If the '80s and '90s were the ushering in of a new modern-era for the world's best-known and most popular fine wine region, then the millennial vintage would be the year that a fortuitous growing-season came together perfectly with rapidly-improving vineyard management, winemaking knowhow, together with many Chateau beginning or going through a period of significant investment. A growing wine market and the influence of one Robert M Parker converged too, to catapult the 2000s into the hearts and minds of collectors new and old. Never had so many wines in a single vintage received such glowing reviews from both sides of the pond and despite some wines going through a prolonged slumber, various retrospectives over the years have done nothing to dull the reputation or interest in this vintage. Don't forget also that we have had at least four more vintages of a lifetime since the 2000s! Where it ranks amongst the all time greats is a fun debate but we can all agree that it is up there.

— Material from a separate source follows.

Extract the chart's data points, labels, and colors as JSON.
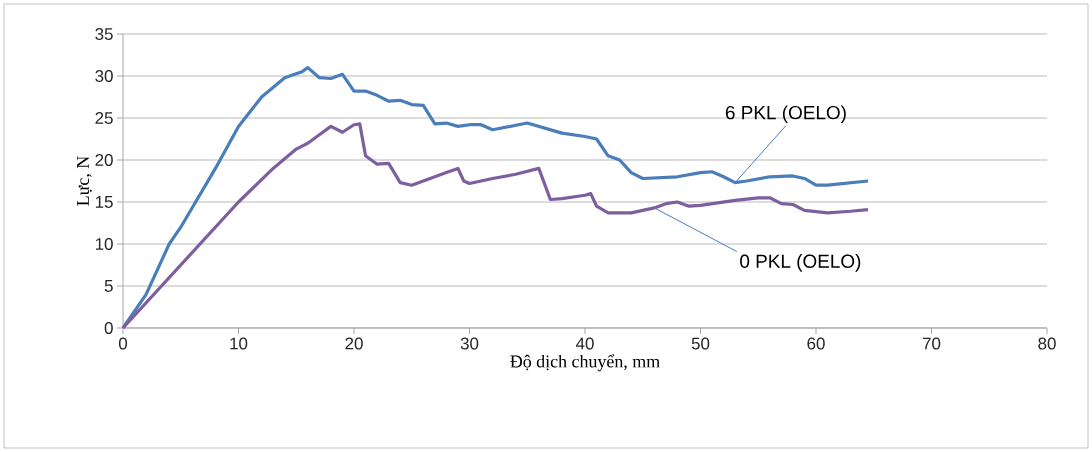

Plenty of the best 2000s are absolutely beautiful to drink now, Pichon Baron for example, which is clearly of first growth quality in this vintage, is nothing short of stunning. Pavie, Margaux and Haut Brion are all amongst the very best that I had tasted from these respective Chateau, the likes of Latour and Lafleur meanwhile are still babies but what potential they have! At 21 years old, there are plenty of affordable, drinking wines available too, that are all perfectly mature and delicious right now. For drinking then, you are hard-pressed to go wrong. Thinking more speculatively however, then given where these wines are at in their drinking cycle, together with the dearth of '82s, '89s and '90s available in the market, then it doesn't take a Warren Buffet to forecast the direction of the supply/demand dynamic for the 2000s over the next 5-10 years. Perhaps even sooner.